Cercas bem conservadas são essenciais para restaurar pântanos salgados, aponta estudo

Sem manutenção, cercas viram enfeite e pântanos salgados não se recuperam.

Cercas de galhos só restauram pântanos salgados se forem mantidas em bom estado.

Em 3 pontos

  • Cercas bem conservadas retêm lama suficiente para plantas se fixarem.
  • Cerca de 46% dos pântanos salgados do mundo já foram perdidos.
  • Manutenção periódica é tão crucial quanto a instalação inicial das cercas.
Foto: SlimMars 13 / Pexels
Cercas bem conservadas são essenciais para restaurar pântanos salgados, aponta estudo

Pesquisadores descobriram que cercas de galhos usadas para restaurar pântanos salgados só funcionam se forem mantidas em bom estado. Sem reparos, a estrutura não retém lama suficiente para que plantas típicas do ecossistema consigam se fixar e crescer. A descoberta é crucial porque cerca de 46% dos pântanos salgados do mundo já foram perdidos. Esses ambientes protegem costas contra erosão e abrigam biodiversidade. Para agricultores e gestores ambientais, o estudo mostra que investir em manutenção periódica é tão importante quanto instalar as cercas.

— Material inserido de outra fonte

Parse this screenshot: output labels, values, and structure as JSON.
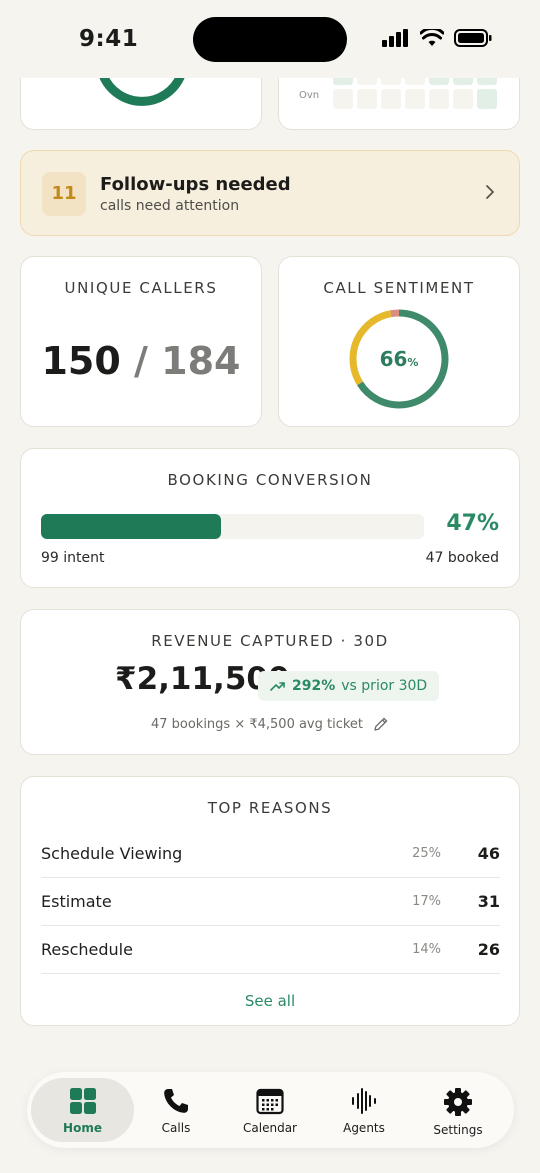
{
  "status": {
    "time": "9:41"
  },
  "heatmap": {
    "row_label": "Ovn"
  },
  "followups": {
    "count": "11",
    "title": "Follow-ups needed",
    "subtitle": "calls need attention"
  },
  "callers": {
    "label": "UNIQUE CALLERS",
    "unique": "150",
    "separator": "/",
    "total": "184"
  },
  "sentiment": {
    "label": "CALL SENTIMENT",
    "value": "66",
    "unit": "%",
    "positive_fraction": 0.66,
    "neutral_fraction": 0.31,
    "negative_fraction": 0.03
  },
  "booking": {
    "label": "BOOKING CONVERSION",
    "percent_text": "47%",
    "fraction": 0.47,
    "intent": "99 intent",
    "booked": "47 booked"
  },
  "revenue": {
    "label": "REVENUE CAPTURED · 30D",
    "amount": "₹2,11,500",
    "change_value": "292%",
    "change_text": "vs prior 30D",
    "note": "47 bookings × ₹4,500 avg ticket"
  },
  "reasons": {
    "label": "TOP REASONS",
    "items": [
      {
        "name": "Schedule Viewing",
        "pct": "25%",
        "count": "46"
      },
      {
        "name": "Estimate",
        "pct": "17%",
        "count": "31"
      },
      {
        "name": "Reschedule",
        "pct": "14%",
        "count": "26"
      }
    ],
    "see_all": "See all"
  },
  "tabs": [
    {
      "label": "Home",
      "icon": "grid-icon"
    },
    {
      "label": "Calls",
      "icon": "phone-icon"
    },
    {
      "label": "Calendar",
      "icon": "calendar-icon"
    },
    {
      "label": "Agents",
      "icon": "waveform-icon"
    },
    {
      "label": "Settings",
      "icon": "gear-icon"
    }
  ],
  "colors": {
    "accent": "#1e7a57",
    "warning": "#e6b92d",
    "negative": "#d98f7f"
  }
}
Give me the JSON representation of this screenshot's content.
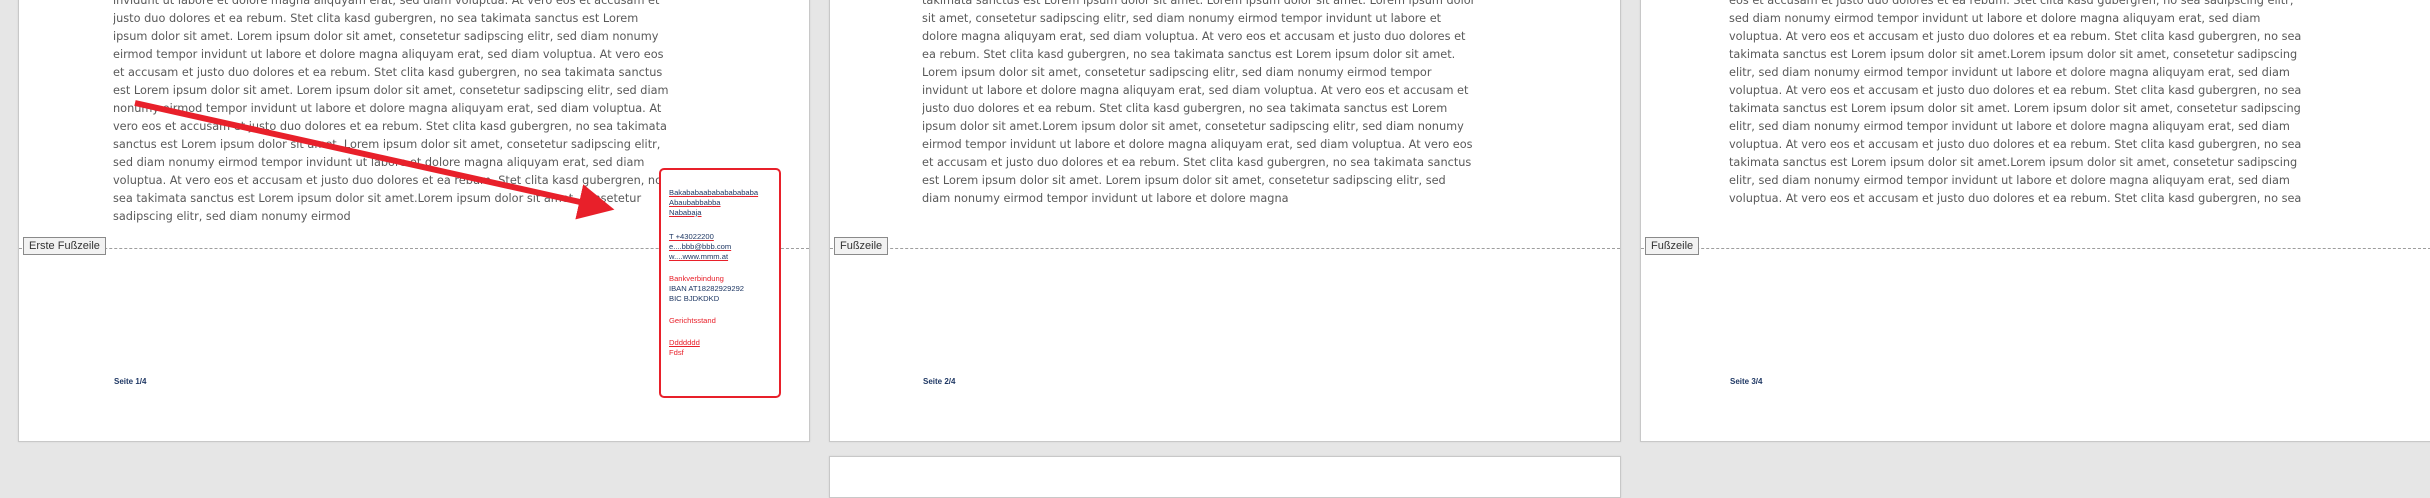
{
  "pages": [
    {
      "text": "invidunt ut labore et dolore magna aliquyam erat, sed diam voluptua. At vero eos et accusam et justo duo dolores et ea rebum. Stet clita kasd gubergren, no sea takimata sanctus est Lorem ipsum dolor sit amet. Lorem ipsum dolor sit amet, consetetur sadipscing elitr, sed diam nonumy eirmod tempor invidunt ut labore et dolore magna aliquyam erat, sed diam voluptua. At vero eos et accusam et justo duo dolores et ea rebum. Stet clita kasd gubergren, no sea takimata sanctus est Lorem ipsum dolor sit amet. Lorem ipsum dolor sit amet, consetetur sadipscing elitr, sed diam nonumy eirmod tempor invidunt ut labore et dolore magna aliquyam erat, sed diam voluptua. At vero eos et accusam et justo duo dolores et ea rebum. Stet clita kasd gubergren, no sea takimata sanctus est Lorem ipsum dolor sit amet. Lorem ipsum dolor sit amet, consetetur sadipscing elitr, sed diam nonumy eirmod tempor invidunt ut labore et dolore magna aliquyam erat, sed diam voluptua. At vero eos et accusam et justo duo dolores et ea rebum. Stet clita kasd gubergren, no sea takimata sanctus est Lorem ipsum dolor sit amet.Lorem ipsum dolor sit amet, consetetur sadipscing elitr, sed diam nonumy eirmod",
      "footer_tag": "Erste Fußzeile",
      "page_number": "Seite  1/4"
    },
    {
      "text": "takimata sanctus est Lorem ipsum dolor sit amet. Lorem ipsum dolor sit amet. Lorem ipsum dolor sit amet, consetetur sadipscing elitr, sed diam nonumy eirmod tempor invidunt ut labore et dolore magna aliquyam erat, sed diam voluptua. At vero eos et accusam et justo duo dolores et ea rebum. Stet clita kasd gubergren, no sea takimata sanctus est Lorem ipsum dolor sit amet. Lorem ipsum dolor sit amet, consetetur sadipscing elitr, sed diam nonumy eirmod tempor invidunt ut labore et dolore magna aliquyam erat, sed diam voluptua. At vero eos et accusam et justo duo dolores et ea rebum. Stet clita kasd gubergren, no sea takimata sanctus est Lorem ipsum dolor sit amet.Lorem ipsum dolor sit amet, consetetur sadipscing elitr, sed diam nonumy eirmod tempor invidunt ut labore et dolore magna aliquyam erat, sed diam voluptua. At vero eos et accusam et justo duo dolores et ea rebum. Stet clita kasd gubergren, no sea takimata sanctus est Lorem ipsum dolor sit amet. Lorem ipsum dolor sit amet, consetetur sadipscing elitr, sed diam nonumy eirmod tempor invidunt ut labore et dolore magna",
      "footer_tag": "Fußzeile",
      "page_number": "Seite  2/4"
    },
    {
      "text": "eos et accusam et justo duo dolores et ea rebum. Stet clita kasd gubergren, no sea sadipscing elitr, sed diam nonumy eirmod tempor invidunt ut labore et dolore magna aliquyam erat, sed diam voluptua. At vero eos et accusam et justo duo dolores et ea rebum. Stet clita kasd gubergren, no sea takimata sanctus est Lorem ipsum dolor sit amet.Lorem ipsum dolor sit amet, consetetur sadipscing elitr, sed diam nonumy eirmod tempor invidunt ut labore et dolore magna aliquyam erat, sed diam voluptua. At vero eos et accusam et justo duo dolores et ea rebum. Stet clita kasd gubergren, no sea takimata sanctus est Lorem ipsum dolor sit amet. Lorem ipsum dolor sit amet, consetetur sadipscing elitr, sed diam nonumy eirmod tempor invidunt ut labore et dolore magna aliquyam erat, sed diam voluptua. At vero eos et accusam et justo duo dolores et ea rebum. Stet clita kasd gubergren, no sea takimata sanctus est Lorem ipsum dolor sit amet.Lorem ipsum dolor sit amet, consetetur sadipscing elitr, sed diam nonumy eirmod tempor invidunt ut labore et dolore magna aliquyam erat, sed diam voluptua. At vero eos et accusam et justo duo dolores et ea rebum. Stet clita kasd gubergren, no sea",
      "footer_tag": "Fußzeile",
      "page_number": "Seite  3/4"
    }
  ],
  "callout": {
    "address_lines": [
      "Bakababaababababababa",
      "Abaubabbabba",
      "Nababaja"
    ],
    "phone": "T +43022200",
    "email": "e....bbb@bbb.com",
    "web": "w....www.mmm.at",
    "bank_heading": "Bankverbindung",
    "iban": "IBAN  AT18282929292",
    "bic": "BIC  BJDKDKD",
    "court": "Gerichtsstand",
    "extra1": "Ddddddd",
    "extra2": "Fdsf"
  },
  "colors": {
    "accent": "#e8202a",
    "navy": "#1f3864",
    "body_text": "#595959"
  }
}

Phys.org Biology 🤖 Traduzido por IA 28 de maio às 08:00

🧭 O que isso muda para você

  • Agricultores costeiros devem inspecionar cercas de galhos a cada estação chuvosa.
  • Gestores ambientais precisam alocar orçamento para reparos regulares das estruturas.
  • Comunidades locais podem treinar voluntários para monitorar e consertar cercas danificadas.
  • Pesquisadores devem incluir custos de manutenção em projetos de restauração de pântanos.
  • Projetos de restauração no Brasil devem priorizar cercas em áreas de manguezais tropicais.
Atualizado em 28/05/2026

Contexto e Relevância

Os pântanos salgados são ecossistemas costeiros vitais que protegem contra erosão, abrigam biodiversidade e sequestram carbono. No entanto, cerca de 46% deles já foram perdidos globalmente, tornando a restauração uma prioridade urgente. Uma técnica comum é o uso de cercas de galhos (ou fascinas) para reter sedimentos e permitir o restabelecimento da vegetação nativa.

Mecanismos e Descobertas

O estudo revelou que essas cercas só funcionam se forem mantidas em bom estado. Sem reparos periódicos, a estrutura se degrada, não retém lama suficiente e impede que plantas típicas, como *Spartina alterniflora* (capim-marisma) e *Juncus roemerianus*, consigam se fixar e crescer. A manutenção garante a continuidade do acúmulo de sedimentos, criando condições ideais para a sucessão ecológica.

Implicações Práticas

Para agricultores e gestores ambientais, a descoberta mostra que investir em manutenção periódica é tão importante quanto instalar as cercas. Na agricultura costeira, essas estruturas protegem plantações contra intrusão salina; na gestão de ecossistemas, evitam erosão e preservam habitats de aves migratórias e peixes. No Brasil, a técnica pode ser adaptada para manguezais tropicais, como os dominados por *Rhizophora mangle* e *Avicennia schaueriana*, onde cercas de galhos de espécies resistentes à salinidade (ex.: *Laguncularia racemosa*) podem ser usadas.

Próximos Passos da Pesquisa

Os cientistas recomendam estudos para determinar a frequência ideal de manutenção em diferentes condições climáticas e tipos de sedimento. Também sugerem testar materiais alternativos (como bambu tratado) para aumentar a durabilidade. No contexto tropical brasileiro, seria importante avaliar a eficácia dessas cercas em áreas de ressaca e sob influência de marés de alta amplitude.

💬 Comentários

Seja o primeiro a comentar esta notícia.

📬
Receba novidades sobre plantas por e-mail Resumo semanal com as principais notícias. para se inscrever.